A photomontage reflecting on the biopsy required to confirm the CML diagnosis, the mutant cells and the chromosome 9 and 22 deviation.
A normal microscopic view of healthy bone marrow cells would be populated with many pink round shapes representing oxygenating red cells. With CML the purple shapes representing the diseased white cells are many, many times more than normal and overpower the red cells.
The cells are stained with a blue dye to enable their formations to be recognised. It also makes them very beautiful under the microscope, even though to me, they are destructive mutations causing disease.
Internal Other World …(ly)
The print is a response to receiving microscopic images of my bone marrow blood cells to confirm a diagnosis of Chronic Myeloid Leukaemia following a biopsy. The images are disconcertingly beautiful in contrast to the fact that they represent cells that are guilty of changing my life overnight. Owing to the dyeing process applied by the medics to differentiate the white cells and red cells, they are blue and pink respectively, which enhances their patterned beauty.

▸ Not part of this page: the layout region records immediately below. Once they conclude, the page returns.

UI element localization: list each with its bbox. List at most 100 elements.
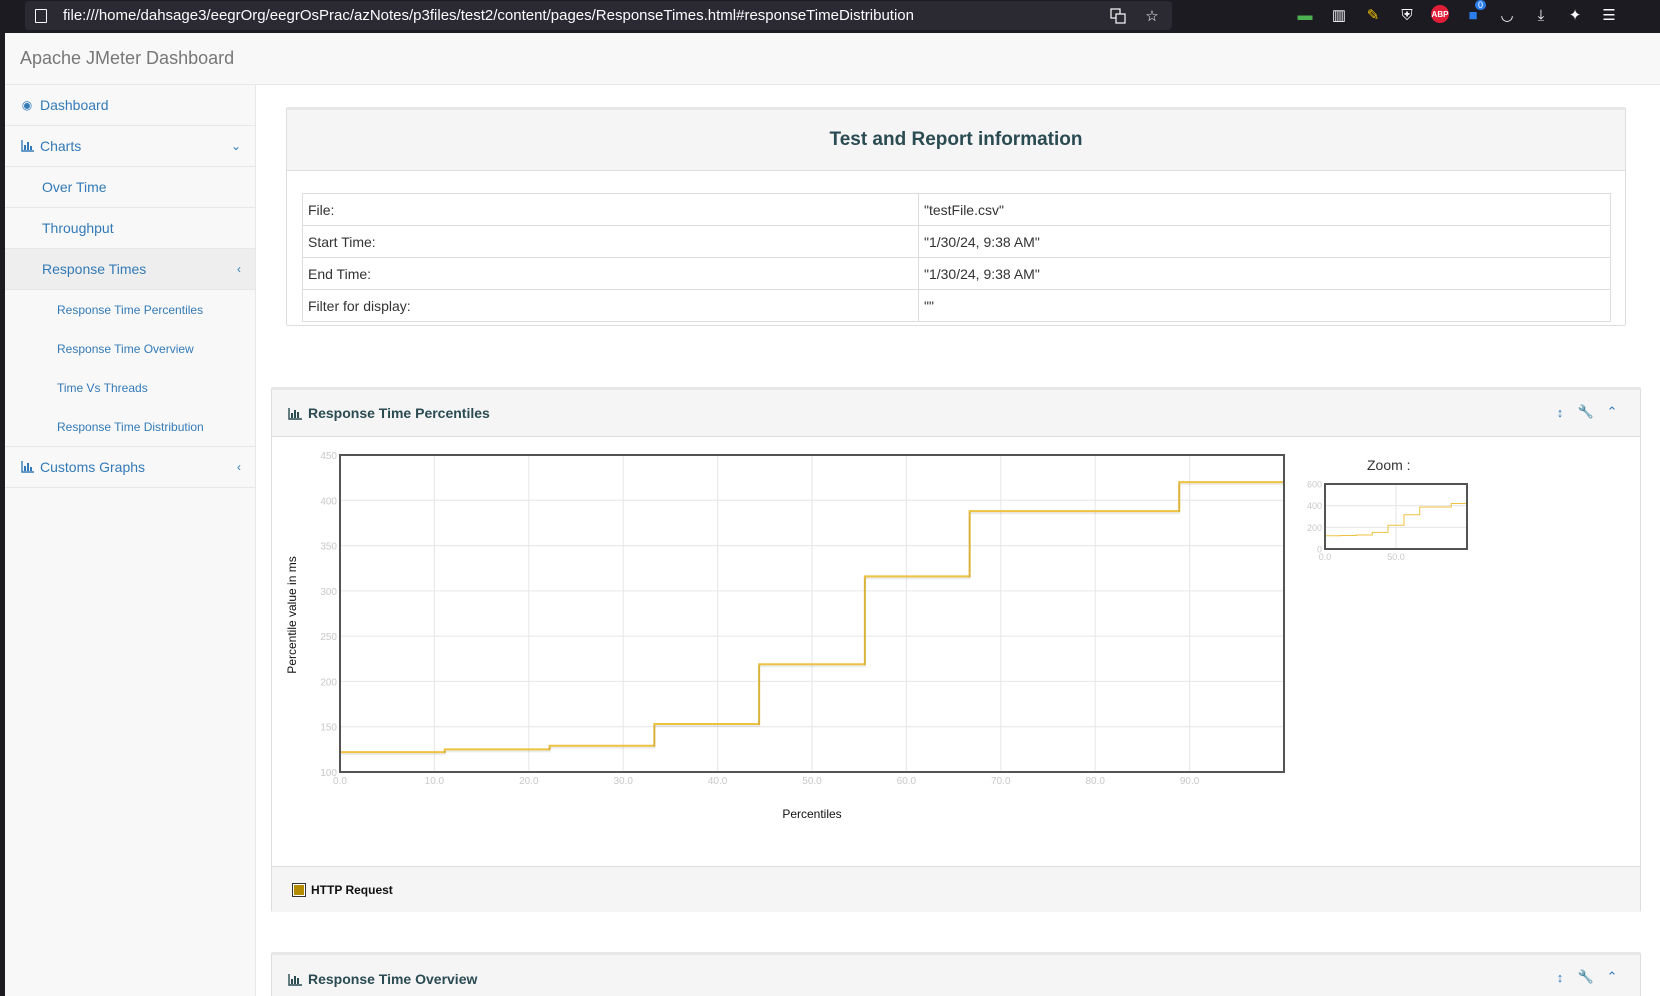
chart-legend: HTTP Request: [272, 866, 1640, 912]
y-tick-label: 250: [320, 632, 337, 643]
sidebar-item-time-vs-threads[interactable]: Time Vs Threads: [5, 368, 255, 407]
x-tick-label: 80.0: [1085, 776, 1105, 787]
sidebar-item-label: Response Time Distribution: [57, 419, 204, 434]
x-tick-label: 40.0: [708, 776, 728, 787]
sidebar-item-label: Response Times: [42, 261, 147, 277]
y-tick-label: 200: [1307, 523, 1322, 533]
sidebar-item-response-time-overview[interactable]: Response Time Overview: [5, 329, 255, 368]
sidebar-item-over-time[interactable]: Over Time: [5, 167, 255, 208]
info-label: Start Time:: [302, 225, 919, 258]
brand-title[interactable]: Apache JMeter Dashboard: [20, 48, 234, 69]
top-navbar: Apache JMeter Dashboard: [5, 33, 1660, 85]
collapse-chevron-up-icon[interactable]: ⌃: [1606, 404, 1618, 420]
sidebar-item-label: Throughput: [42, 220, 114, 236]
legend-label[interactable]: HTTP Request: [311, 883, 393, 897]
resize-vertical-icon[interactable]: ↕: [1554, 404, 1566, 420]
extension-badge-count: 0: [1474, 0, 1486, 10]
x-tick-label: 50.0: [1387, 552, 1405, 562]
translate-icon[interactable]: [1108, 6, 1128, 26]
table-row: Filter for display: "": [302, 289, 1611, 322]
page-document-icon: [35, 8, 47, 23]
y-tick-label: 600: [1307, 480, 1322, 490]
sidebar-item-label: Charts: [40, 138, 82, 154]
sidebar-item-label: Customs Graphs: [40, 459, 146, 475]
y-tick-label: 400: [320, 496, 337, 507]
adblock-plus-icon[interactable]: ABP: [1431, 5, 1449, 23]
sidebar-item-label: Response Time Overview: [57, 341, 194, 356]
menu-hamburger-icon[interactable]: ☰: [1599, 5, 1619, 25]
wrench-settings-icon[interactable]: 🔧: [1578, 404, 1594, 420]
main-content: Test and Report information File: "testF…: [257, 85, 1660, 996]
zoom-label: Zoom :: [1367, 457, 1411, 473]
bookmark-star-icon[interactable]: ☆: [1142, 6, 1162, 26]
panel-title: Response Time Percentiles: [308, 405, 490, 421]
sidebar-item-response-time-percentiles[interactable]: Response Time Percentiles: [5, 290, 255, 329]
pocket-icon[interactable]: ◡: [1497, 5, 1517, 25]
sidebar: ◉ Dashboard Charts ⌄ Over Time Throughpu…: [5, 85, 256, 996]
sidebar-item-charts[interactable]: Charts ⌄: [5, 126, 255, 167]
sidebar-item-custom-graphs[interactable]: Customs Graphs ‹: [5, 447, 255, 488]
percentiles-chart[interactable]: 0.0 10.0 20.0 30.0 40.0 50.0 60.0 70.0 80.0 90.01…: [272, 437, 1640, 865]
chevron-left-icon: ‹: [237, 262, 241, 276]
extensions-puzzle-icon[interactable]: ✦: [1565, 5, 1585, 25]
response-times-submenu: Response Time Percentiles Response Time …: [5, 290, 255, 447]
y-tick-label: 300: [320, 587, 337, 598]
browser-toolbar: file:///home/dahsage3/eegrOrg/eegrOsPrac…: [0, 0, 1660, 31]
sidebar-item-label: Time Vs Threads: [57, 380, 148, 395]
panel-heading: Response Time Overview ↕ 🔧 ⌃: [272, 955, 1640, 996]
sidebar-item-label: Dashboard: [40, 97, 109, 113]
page: Apache JMeter Dashboard ◉ Dashboard Char…: [5, 33, 1660, 996]
bar-chart-icon: [20, 139, 34, 153]
sidebar-item-label: Over Time: [42, 179, 107, 195]
table-row: End Time: "1/30/24, 9:38 AM": [302, 257, 1611, 290]
privacy-shield-icon[interactable]: ⛨: [1397, 5, 1417, 25]
bar-chart-icon: [20, 460, 34, 474]
library-icon[interactable]: ▥: [1329, 5, 1349, 25]
y-tick-label: 350: [320, 542, 337, 553]
sidebar-item-response-times[interactable]: Response Times ‹: [5, 249, 255, 290]
x-tick-label: 90.0: [1180, 776, 1200, 787]
info-value: "testFile.csv": [918, 193, 1611, 226]
sidebar-item-label: Response Time Percentiles: [57, 302, 204, 317]
info-value: "1/30/24, 9:38 AM": [918, 225, 1611, 258]
bar-chart-icon: [288, 407, 302, 420]
info-label: End Time:: [302, 257, 919, 290]
url-text[interactable]: file:///home/dahsage3/eegrOrg/eegrOsPrac…: [63, 7, 914, 24]
y-tick-label: 200: [320, 677, 337, 688]
x-tick-label: 70.0: [991, 776, 1011, 787]
x-tick-label: 10.0: [425, 776, 445, 787]
y-tick-label: 150: [320, 723, 337, 734]
x-tick-label: 50.0: [802, 776, 822, 787]
highlighter-extension-icon[interactable]: ✎: [1363, 5, 1383, 25]
response-time-percentiles-panel: Response Time Percentiles ↕ 🔧 ⌃ 0.0 10.0 2…: [271, 387, 1641, 912]
wrench-settings-icon[interactable]: 🔧: [1578, 969, 1594, 985]
table-row: Start Time: "1/30/24, 9:38 AM": [302, 225, 1611, 258]
address-bar[interactable]: file:///home/dahsage3/eegrOrg/eegrOsPrac…: [25, 1, 1172, 30]
sidebar-item-response-time-distribution[interactable]: Response Time Distribution: [5, 407, 255, 446]
collapse-chevron-up-icon[interactable]: ⌃: [1606, 969, 1618, 985]
y-tick-label: 100: [320, 768, 337, 779]
container-extension-icon[interactable]: ■ 0: [1463, 0, 1486, 25]
response-time-overview-panel: Response Time Overview ↕ 🔧 ⌃: [271, 952, 1641, 996]
legend-swatch[interactable]: [292, 882, 306, 897]
y-tick-label: 400: [1307, 501, 1322, 511]
info-value: "": [918, 289, 1611, 322]
panel-heading: Response Time Percentiles ↕ 🔧 ⌃: [272, 390, 1640, 437]
printer-extension-icon[interactable]: ▬: [1295, 5, 1315, 25]
sidebar-item-dashboard[interactable]: ◉ Dashboard: [5, 85, 255, 126]
panel-title: Response Time Overview: [308, 970, 478, 987]
chevron-down-icon: ⌄: [230, 139, 241, 153]
info-panel-title: Test and Report information: [287, 110, 1625, 171]
sidebar-item-throughput[interactable]: Throughput: [5, 208, 255, 249]
y-tick-label: 0: [1317, 545, 1322, 555]
x-tick-label: 20.0: [519, 776, 539, 787]
resize-vertical-icon[interactable]: ↕: [1554, 969, 1566, 985]
info-table: File: "testFile.csv" Start Time: "1/30/2…: [302, 193, 1611, 322]
download-icon[interactable]: ⤓: [1531, 5, 1551, 25]
dashboard-gauge-icon: ◉: [21, 98, 33, 112]
info-label: File:: [302, 193, 919, 226]
y-axis-label: Percentile value in ms: [285, 556, 299, 673]
x-tick-label: 30.0: [613, 776, 633, 787]
table-row: File: "testFile.csv": [302, 193, 1611, 226]
y-tick-label: 450: [320, 451, 337, 462]
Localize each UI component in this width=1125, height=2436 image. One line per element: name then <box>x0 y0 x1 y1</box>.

Microscopic Image Courtesy Dr H Hussein.
Below are images from my trephine biopsy (the solid bit) that the histopathologists sent to my Consultant Haematologist Dr H Hussein, who has made available to me. They are more detailed than the images above, but are if anything, even more deceptively beautiful.
The images are less planetary in the rectangular format rather than the circular. The purple/pink stain used to enhance definition of cells in the various stages, also enhance the overall warm quality to the whole image.
There are many CML cell images on the internet which are all similar enough to enable diagnosis. But these are of mine.